Biopython

Sequences

The main class to get to grips with in Biopython is Seq. This is the primary interface to sequence data that you will work with. It is imported as:

In [1]:
from Bio.Seq import Seq

Once you have the Seq class, you can create sequences from standard Python strings:

In [2]:
my_dna = Seq("AGTACACTGGTT")

DNA operations

Once you have the DNA in a Seq object, you can perform standard operations on it, such as getting the complement of the sequence:

In [3]:
my_dna.complement()
Out[3]:
Seq('TCATGTGACCAA')

and the reverse complement:

In [4]:
my_dna.reverse_complement()
Out[4]:
Seq('AACCAGTGTACT')

RNA

You can the corresponding RNA sequence from a DNA sequence by using the transcribe method:

In [5]:
my_rna = my_dna.transcribe()

Once you have an RNA sequence, you can again do standard operations on it, such as getting the complement:

In [6]:
my_rna.complement_rna()
Out[6]:
Seq('UCAUGUGACCAA')

It is also possible to convert back from an RNA sequence to a DNA sequence:

In [7]:
my_dna_from_rna = my_rna.back_transcribe()

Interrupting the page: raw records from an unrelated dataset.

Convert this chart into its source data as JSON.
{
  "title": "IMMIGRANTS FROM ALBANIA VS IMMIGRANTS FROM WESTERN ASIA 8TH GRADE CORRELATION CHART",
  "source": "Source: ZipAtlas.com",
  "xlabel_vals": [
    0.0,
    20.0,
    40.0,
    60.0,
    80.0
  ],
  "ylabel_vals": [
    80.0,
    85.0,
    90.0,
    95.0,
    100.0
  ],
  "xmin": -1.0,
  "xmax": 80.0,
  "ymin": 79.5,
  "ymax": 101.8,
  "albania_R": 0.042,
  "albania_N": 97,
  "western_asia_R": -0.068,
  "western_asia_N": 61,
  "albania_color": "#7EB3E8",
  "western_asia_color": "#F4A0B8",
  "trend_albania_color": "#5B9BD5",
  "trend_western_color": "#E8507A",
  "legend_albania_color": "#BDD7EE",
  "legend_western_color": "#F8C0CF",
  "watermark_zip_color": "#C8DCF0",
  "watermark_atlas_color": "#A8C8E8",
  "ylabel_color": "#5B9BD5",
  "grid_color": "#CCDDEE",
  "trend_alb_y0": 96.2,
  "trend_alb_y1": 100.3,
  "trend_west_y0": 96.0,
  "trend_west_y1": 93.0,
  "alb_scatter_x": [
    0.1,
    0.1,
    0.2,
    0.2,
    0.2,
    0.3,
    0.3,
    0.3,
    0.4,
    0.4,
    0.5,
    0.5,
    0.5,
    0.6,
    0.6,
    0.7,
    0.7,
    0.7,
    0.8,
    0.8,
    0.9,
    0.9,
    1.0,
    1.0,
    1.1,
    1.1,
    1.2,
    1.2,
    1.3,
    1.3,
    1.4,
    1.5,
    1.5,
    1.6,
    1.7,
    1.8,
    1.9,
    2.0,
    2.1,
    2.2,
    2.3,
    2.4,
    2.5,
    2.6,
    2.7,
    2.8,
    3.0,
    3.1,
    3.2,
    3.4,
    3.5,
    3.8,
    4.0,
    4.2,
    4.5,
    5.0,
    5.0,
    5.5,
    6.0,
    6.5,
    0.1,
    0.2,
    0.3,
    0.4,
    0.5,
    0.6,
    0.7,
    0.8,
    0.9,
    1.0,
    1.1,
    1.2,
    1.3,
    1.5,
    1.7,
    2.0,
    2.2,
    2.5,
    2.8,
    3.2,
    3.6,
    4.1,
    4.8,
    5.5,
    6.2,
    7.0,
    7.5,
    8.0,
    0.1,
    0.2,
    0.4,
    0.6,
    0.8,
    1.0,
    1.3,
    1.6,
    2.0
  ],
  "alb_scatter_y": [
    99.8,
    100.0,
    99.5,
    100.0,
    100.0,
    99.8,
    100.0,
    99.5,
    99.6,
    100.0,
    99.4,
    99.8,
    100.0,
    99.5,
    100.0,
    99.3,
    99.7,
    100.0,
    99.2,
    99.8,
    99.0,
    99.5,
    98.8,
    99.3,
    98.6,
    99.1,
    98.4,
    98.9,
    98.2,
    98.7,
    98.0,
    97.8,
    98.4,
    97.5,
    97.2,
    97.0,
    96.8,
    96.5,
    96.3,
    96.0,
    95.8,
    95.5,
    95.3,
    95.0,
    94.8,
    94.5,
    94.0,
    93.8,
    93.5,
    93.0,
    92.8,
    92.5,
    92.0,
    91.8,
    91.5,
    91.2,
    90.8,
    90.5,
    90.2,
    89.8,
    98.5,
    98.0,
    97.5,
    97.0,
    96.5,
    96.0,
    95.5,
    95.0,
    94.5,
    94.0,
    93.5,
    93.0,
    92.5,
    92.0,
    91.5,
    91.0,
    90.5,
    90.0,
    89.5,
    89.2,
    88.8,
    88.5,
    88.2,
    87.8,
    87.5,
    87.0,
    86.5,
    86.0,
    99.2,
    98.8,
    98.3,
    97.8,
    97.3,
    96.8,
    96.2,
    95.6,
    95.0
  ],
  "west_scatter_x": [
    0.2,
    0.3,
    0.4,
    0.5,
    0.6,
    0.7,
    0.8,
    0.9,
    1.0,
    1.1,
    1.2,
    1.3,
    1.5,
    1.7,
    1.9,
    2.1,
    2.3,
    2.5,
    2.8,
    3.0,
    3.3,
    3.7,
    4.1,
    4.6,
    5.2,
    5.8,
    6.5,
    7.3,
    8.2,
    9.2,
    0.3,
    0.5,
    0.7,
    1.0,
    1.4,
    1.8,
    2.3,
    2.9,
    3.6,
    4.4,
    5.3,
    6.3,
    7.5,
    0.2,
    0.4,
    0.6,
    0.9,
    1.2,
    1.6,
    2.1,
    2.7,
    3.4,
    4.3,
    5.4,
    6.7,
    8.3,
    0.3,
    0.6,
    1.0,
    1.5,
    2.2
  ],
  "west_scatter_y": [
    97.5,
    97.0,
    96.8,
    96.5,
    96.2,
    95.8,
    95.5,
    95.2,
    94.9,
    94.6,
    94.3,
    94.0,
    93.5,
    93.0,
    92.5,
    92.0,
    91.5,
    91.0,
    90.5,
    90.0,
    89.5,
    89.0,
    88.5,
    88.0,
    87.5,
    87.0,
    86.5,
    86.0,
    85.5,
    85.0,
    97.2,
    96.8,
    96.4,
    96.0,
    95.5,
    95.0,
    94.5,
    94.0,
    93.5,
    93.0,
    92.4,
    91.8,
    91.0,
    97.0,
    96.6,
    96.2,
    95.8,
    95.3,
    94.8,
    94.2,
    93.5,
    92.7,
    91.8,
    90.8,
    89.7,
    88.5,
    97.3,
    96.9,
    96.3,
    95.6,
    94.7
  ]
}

Which, if it's working correctly should give us back the original data:

In [8]:
my_dna == my_dna_from_rna
Out[8]:
True

Translation

Once we have an RNA sequence, you can get the expressed protein with translate:

In [9]:
my_protein = my_rna.translate()
In [10]:
my_protein
Out[10]:
Seq('STLV')

Exercise

Given a particular sequence

new_seq = Seq("AAATGGCAAAA")

Use the Biopython documentation to discover how you can count how many time the subsequence AA is present.

Do you get the count you expect? Can you find the way to count all instances of AA, even those that overlap?